Correspondance de Voltaire/1760/Lettre 4262

Correspondance de Voltaire/1760
Correspondance : année 1760GarnierŒuvres complètes de Voltaire, tome 40 (p. 542-543).

4262. — DE MADAME LA MARQUISE DU DEFFANT[1].
Paris, 20 septembre 1760.

Non, non, monsieur, je ne suis pas une grande enfant ; je suis une petite vieille qui ai tous les apanages de la vieillesse, excepté la mauvaise humeur. Je blâme M. de Voltaire quand il s’associe ou plutôt se fait chef d’un parti qui n’a rien de commun avec lui qu’un seul article : car pour la morale et les agréments, il n’y a nulle ressemblance ni conformité ; d’ailleurs, si cela vous divertit, vous avez raison, n’en parlons plus. Dites-moi, je vous prie, pourquoi vous ne répondez jamais à ce que je vous écris ? Je vous parle de votre tragédie, de votre comédie ; vous ne daignez pas m’en dire un mot. J’ai lieu de croire que mes lettres vous ennuient ; j’en serais fâchée, parce que les vôtres me font plaisir.

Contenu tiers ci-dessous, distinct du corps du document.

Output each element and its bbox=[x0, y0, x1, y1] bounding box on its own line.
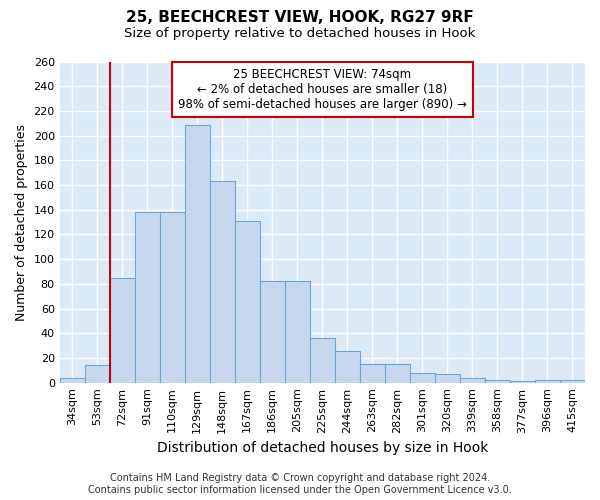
Bar bbox=[435, 374, 460, 382]
Bar bbox=[135, 212, 160, 382]
Bar bbox=[110, 278, 135, 382]
Bar bbox=[210, 182, 235, 382]
Bar bbox=[310, 338, 335, 382]
Bar bbox=[85, 366, 110, 382]
Bar bbox=[385, 364, 410, 382]
Text: Size of property relative to detached houses in Hook: Size of property relative to detached ho… bbox=[124, 28, 476, 40]
Text: Contains HM Land Registry data © Crown copyright and database right 2024.
Contai: Contains HM Land Registry data © Crown c… bbox=[88, 474, 512, 495]
Bar bbox=[285, 282, 310, 382]
Bar bbox=[560, 380, 585, 382]
Bar bbox=[335, 350, 360, 382]
Text: 25, BEECHCREST VIEW, HOOK, RG27 9RF: 25, BEECHCREST VIEW, HOOK, RG27 9RF bbox=[126, 10, 474, 25]
X-axis label: Distribution of detached houses by size in Hook: Distribution of detached houses by size … bbox=[157, 441, 488, 455]
Bar bbox=[235, 221, 260, 382]
Bar bbox=[185, 124, 210, 382]
Bar bbox=[460, 378, 485, 382]
Bar bbox=[535, 380, 560, 382]
Bar bbox=[260, 282, 285, 382]
Y-axis label: Number of detached properties: Number of detached properties bbox=[15, 124, 28, 320]
Bar bbox=[59, 378, 85, 382]
Bar bbox=[360, 364, 385, 382]
Bar bbox=[410, 373, 435, 382]
Bar bbox=[485, 380, 510, 382]
Text: 25 BEECHCREST VIEW: 74sqm
← 2% of detached houses are smaller (18)
98% of semi-d: 25 BEECHCREST VIEW: 74sqm ← 2% of detach… bbox=[178, 68, 467, 111]
Bar bbox=[160, 212, 185, 382]
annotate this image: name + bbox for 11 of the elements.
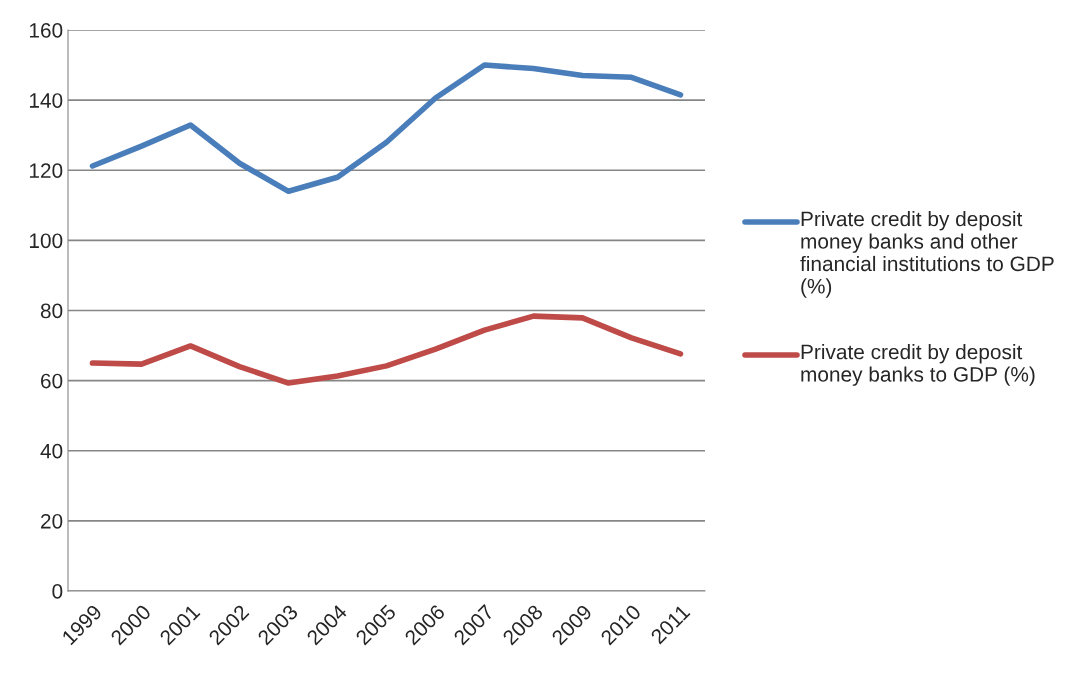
y-tick-label: 160	[29, 23, 63, 38]
y-tick-label: 80	[40, 303, 63, 319]
y-tick-label: 140	[29, 93, 63, 108]
y-tick-label: 0	[52, 584, 63, 599]
y-tick-label: 40	[40, 443, 63, 459]
y-tick-label: 120	[29, 163, 63, 178]
legend-label: Private credit by deposit money banks to GDP (%)	[801, 344, 1035, 386]
y-tick-label: 60	[41, 373, 63, 389]
legend-label: Private credit by deposit money banks and other financial institutions to GDP (%)	[800, 211, 1054, 298]
y-tick-label: 100	[29, 233, 63, 249]
y-tick-label: 20	[41, 513, 63, 529]
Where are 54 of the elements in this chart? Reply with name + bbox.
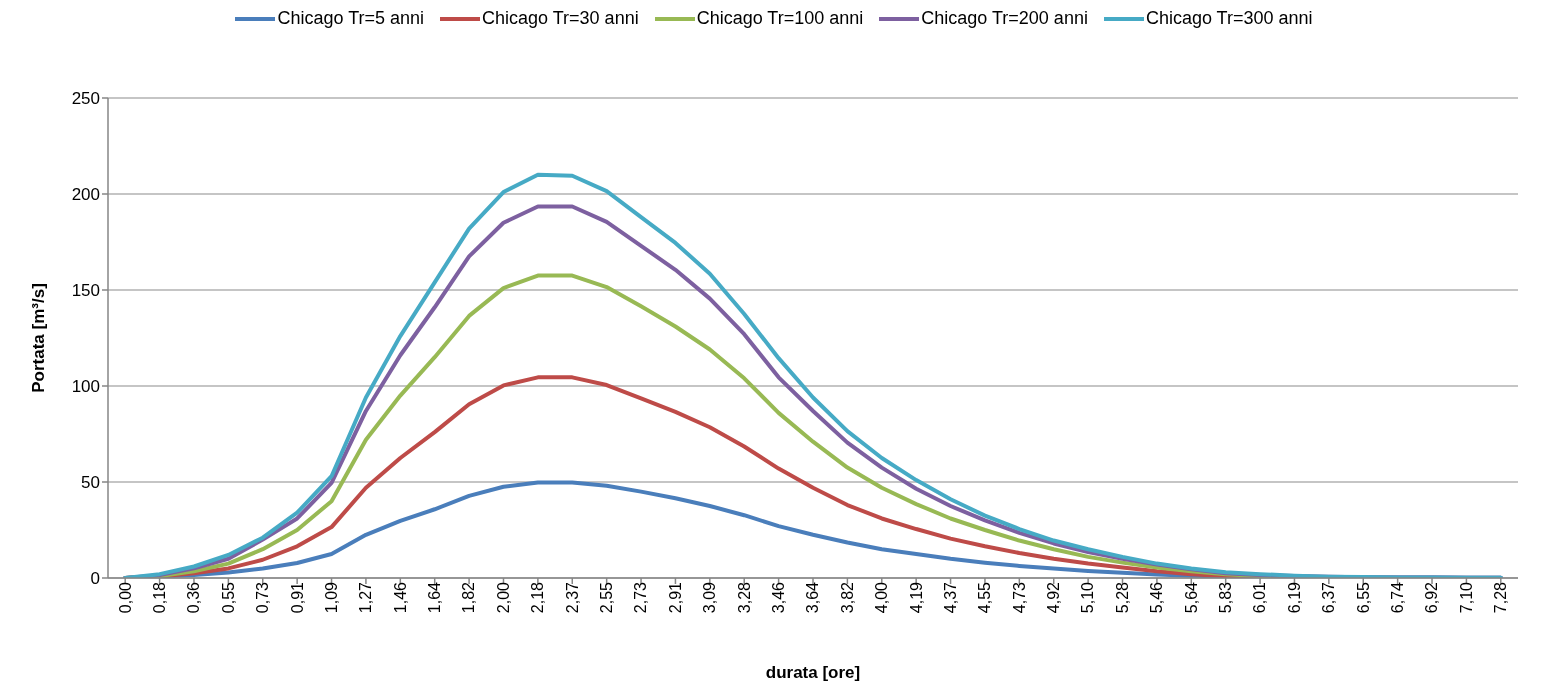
x-tick-label: 3,28	[735, 581, 753, 614]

J’attends avec impatience votre histoire du czar ; j’ai grand besoin de lecture qui m’amuse ; je lis six ou sept heures par jour ou par nuit, et j’ai tout épuisé. J’ai été très-contente de l’histoire des Stuarts[2] ; elle est un peu fatigante, mais il y a des morceaux sublimes.

Si vous aviez de l’amitié pour moi, comme vous voulez m’en flatter, vous pourriez m’envoyer beaucoup de choses, j’en suis sûre ; mais vous me traitez comme une caillette.

Il arriva hier un courrier qui nous apporta la nouvelle d’un petit avantage que M. de Stainville a remporté sur le prince héréditaire ; c’est être débredouillé.

Votre lettre au roi de Pologne est imprimée, je ne crois pas que ce soit par l’ordre du frère Menoux. Adieu, monsieur, je vous aime beaucoup, et je crois que vous ne m’aimez guère.

Le président veut que je vous dise qu’il vous désapprouve infiniment de donner le premier tome de votre histoire du czar avant le second ; je crois effectivement qu’il n’a pas tort, mais si le second nous faisait trop attendre le premier, ne suivez pas son conseil, je suis pressée de vivre.

  1. Correspondance complète de la marquise du Deffant, publiée par M. de Lescure. Paris, Pion, 1865.
  2. L’Histoire de la maison de Stuart, par Hume, traduite en 1760 par l’abbé Prévost.